4-H Teens Survey of Broadband
4-H teens believe unreliable access to high-speed internet and digital skills are driving economic and social inequities in their communities.
That’s the finding of a new survey of 1,600 teens from 13 to 19 years old in suburban, urban, and rural communities.
The survey was conducted by the Harris Poll, 4-H Tech Changemakers coalition, and the 4-H Council.
Survey results showed that unreliable access to high-speed internet is highly correlated to perceptions of reduced career prospects, significantly lower levels of digital literacy, and less confidence in the ability to be successful.

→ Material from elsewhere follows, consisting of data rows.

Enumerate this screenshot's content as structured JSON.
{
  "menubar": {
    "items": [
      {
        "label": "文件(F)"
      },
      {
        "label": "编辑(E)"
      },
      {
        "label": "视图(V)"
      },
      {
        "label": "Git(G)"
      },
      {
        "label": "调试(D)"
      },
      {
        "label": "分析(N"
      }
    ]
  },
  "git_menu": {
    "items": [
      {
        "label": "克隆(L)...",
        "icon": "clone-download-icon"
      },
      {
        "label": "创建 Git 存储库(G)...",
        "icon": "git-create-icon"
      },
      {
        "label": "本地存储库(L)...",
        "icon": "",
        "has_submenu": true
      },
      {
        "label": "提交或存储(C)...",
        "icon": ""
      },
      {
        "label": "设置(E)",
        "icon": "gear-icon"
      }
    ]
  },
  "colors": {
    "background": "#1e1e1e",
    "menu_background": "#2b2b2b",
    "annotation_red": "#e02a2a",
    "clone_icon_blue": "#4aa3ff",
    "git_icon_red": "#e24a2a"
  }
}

In a conversation with Comedy Central’s Trevor Noah last year, 4-H President & CEO Jennifer Sirangelo said the lack of access became critical in the pandemic.
Sirangelo:” This isolation and quarantine period has made the digital divide even greater. I’m really proud of how our local folks have stepped up. It’s really about what they're doing and cooperative extension and 4-H at the local level. We have a lot of examples of how 4-H is putting 4-h curriculum and supplies on the school buses, on the rural routes that are taking lunch and breakfast and they’re taking 4-h activities physically with them.”
The survey also shows notable differences in confidence levels between teens with and without access to high-speed internet in areas like graduating from high school, having a successful career, having financial success, and life overall.
50 percent of teens with reliable internet access spend three or more hours on homework each day. That number jumps to 62 percent for teens with unreliable access. The same pattern holds true with regard to accessing healthcare and submitting job/college applications
74 percent of teens (including 79 percent from rural communities) believe that the government should play an important role in providing broadband access.
55 million American students were not in school and 7 million of those had no internet access.